A given bit of code exists through a lifecycle starting with the conception of the code all the way through to the deployment an subsequent maintenance of the application it is in service of.

  • Think of some code.

  • Write some code.

  • Borrow some other code to support this code.

  • Test the code.

  • Build the code.

  • Build it again a few more times.

  • Test the code.

  • Press out a gold master CD of the code.

  • Deploy the code.

  • Notice the code is bad bad bad

  • Fix the code.

  • Go back quite a few steps and do it all again.

Policy enforcement is applicable almost anywhere that something moves.
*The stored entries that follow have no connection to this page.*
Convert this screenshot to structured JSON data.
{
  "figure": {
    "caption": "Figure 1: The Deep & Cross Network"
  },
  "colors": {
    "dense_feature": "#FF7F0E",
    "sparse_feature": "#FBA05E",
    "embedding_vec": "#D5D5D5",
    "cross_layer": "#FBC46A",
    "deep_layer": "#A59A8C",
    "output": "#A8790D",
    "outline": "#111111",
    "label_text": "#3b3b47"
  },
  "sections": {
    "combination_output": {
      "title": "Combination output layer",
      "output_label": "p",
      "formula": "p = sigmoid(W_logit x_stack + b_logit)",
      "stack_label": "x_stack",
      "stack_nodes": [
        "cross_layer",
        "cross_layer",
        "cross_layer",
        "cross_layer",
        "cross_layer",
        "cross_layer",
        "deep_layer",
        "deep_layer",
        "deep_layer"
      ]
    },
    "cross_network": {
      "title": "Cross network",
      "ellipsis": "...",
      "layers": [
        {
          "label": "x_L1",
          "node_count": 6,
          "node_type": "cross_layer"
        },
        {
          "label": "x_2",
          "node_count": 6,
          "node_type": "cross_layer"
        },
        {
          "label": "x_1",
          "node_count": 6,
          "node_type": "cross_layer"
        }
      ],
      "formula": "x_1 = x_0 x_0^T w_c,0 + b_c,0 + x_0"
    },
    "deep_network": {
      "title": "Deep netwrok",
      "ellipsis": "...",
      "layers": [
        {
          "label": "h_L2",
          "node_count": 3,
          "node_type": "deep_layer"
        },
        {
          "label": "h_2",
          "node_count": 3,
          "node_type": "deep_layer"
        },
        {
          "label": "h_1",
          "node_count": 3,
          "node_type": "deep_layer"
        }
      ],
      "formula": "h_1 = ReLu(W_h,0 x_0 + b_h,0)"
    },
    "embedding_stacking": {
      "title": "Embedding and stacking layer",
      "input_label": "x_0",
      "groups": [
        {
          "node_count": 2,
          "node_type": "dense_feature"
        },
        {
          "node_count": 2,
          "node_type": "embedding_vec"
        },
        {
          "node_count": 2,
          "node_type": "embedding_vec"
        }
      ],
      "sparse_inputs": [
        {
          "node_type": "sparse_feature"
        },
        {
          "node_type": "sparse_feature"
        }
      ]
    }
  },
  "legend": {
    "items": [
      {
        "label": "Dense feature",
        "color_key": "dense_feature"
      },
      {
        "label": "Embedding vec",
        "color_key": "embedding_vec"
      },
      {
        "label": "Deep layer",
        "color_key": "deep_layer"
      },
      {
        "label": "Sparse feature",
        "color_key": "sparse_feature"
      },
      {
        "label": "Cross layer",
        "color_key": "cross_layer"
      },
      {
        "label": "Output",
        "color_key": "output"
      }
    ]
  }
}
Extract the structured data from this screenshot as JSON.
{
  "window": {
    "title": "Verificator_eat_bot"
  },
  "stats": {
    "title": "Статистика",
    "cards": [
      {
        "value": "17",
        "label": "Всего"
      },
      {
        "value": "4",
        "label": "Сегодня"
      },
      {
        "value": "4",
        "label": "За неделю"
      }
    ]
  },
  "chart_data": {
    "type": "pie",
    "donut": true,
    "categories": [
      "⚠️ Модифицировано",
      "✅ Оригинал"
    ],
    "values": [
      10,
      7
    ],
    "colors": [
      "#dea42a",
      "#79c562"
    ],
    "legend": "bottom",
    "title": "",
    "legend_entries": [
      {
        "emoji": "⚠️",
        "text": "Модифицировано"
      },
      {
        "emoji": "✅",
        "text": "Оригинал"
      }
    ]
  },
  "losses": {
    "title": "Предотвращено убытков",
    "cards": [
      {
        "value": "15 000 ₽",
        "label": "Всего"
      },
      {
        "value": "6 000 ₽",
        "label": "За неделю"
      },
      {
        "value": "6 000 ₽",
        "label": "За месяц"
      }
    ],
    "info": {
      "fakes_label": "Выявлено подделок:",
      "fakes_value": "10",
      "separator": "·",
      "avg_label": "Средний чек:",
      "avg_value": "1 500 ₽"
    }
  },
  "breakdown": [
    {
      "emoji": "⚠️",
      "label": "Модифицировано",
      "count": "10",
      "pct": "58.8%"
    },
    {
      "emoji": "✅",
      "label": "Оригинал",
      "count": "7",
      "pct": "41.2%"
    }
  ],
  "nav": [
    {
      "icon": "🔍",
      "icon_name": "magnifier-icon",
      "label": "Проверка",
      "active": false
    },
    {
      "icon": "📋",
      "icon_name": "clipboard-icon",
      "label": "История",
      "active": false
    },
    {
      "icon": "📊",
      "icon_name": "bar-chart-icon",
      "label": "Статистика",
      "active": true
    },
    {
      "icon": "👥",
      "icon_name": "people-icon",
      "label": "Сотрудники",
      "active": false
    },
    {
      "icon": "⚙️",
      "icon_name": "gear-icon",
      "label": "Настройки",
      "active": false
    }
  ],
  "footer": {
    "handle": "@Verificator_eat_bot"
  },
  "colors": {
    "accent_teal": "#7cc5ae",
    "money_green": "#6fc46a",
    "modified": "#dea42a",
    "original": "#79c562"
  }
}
Just as it’s preferable to discover bugs early in the lifecycle, it’s also beneficial to enforce policy sooner rather than later, in order to provide more time (and require less effort) to remediate any discovered violations.

When code moves from our fingers into the repository, policies could be enforced. When code passes the CI build, and needs to move towards QE or production, policy can be enforced.

Each move may require different policies, enforced to different degrees. What’s okay within an upstream open-source project’s CI policy set may not be sufficient for a Fortune 1000 company moving the same code into a customer-facing production cluster.

Common Policy Enforcement Points

  1. Selecting dependencies

  2. Committing code

  3. Pull-request merging

  4. Accepting the output of a CI run

  5. Accepting a workload for deployment

A note about "exceptions to the policy"

Exceptions don’t exist, they are just a conspiracy by Big Decision to sell more policies.

Any true exception that routes around policy is indistinguishable from a violated policy.

In order to support "exceptional" circumstances, it is our view that exceptions should be codified as policies.

For instance, the policy of "People under 4ft (121.9cm) tall cannot drink beer" is both weird and straight-forward. To allow for exceptions, the policy can be reformulated as "People under 4ft (121.9cm) tall cannot drink beer, unless Bob says it’s okay."

Now the person who can’t ride the rollercoaster can have a beer if Bob gives the thumbs-up, and no policy violation has occurred. In fact, now the "exception" is even tracked and auditable.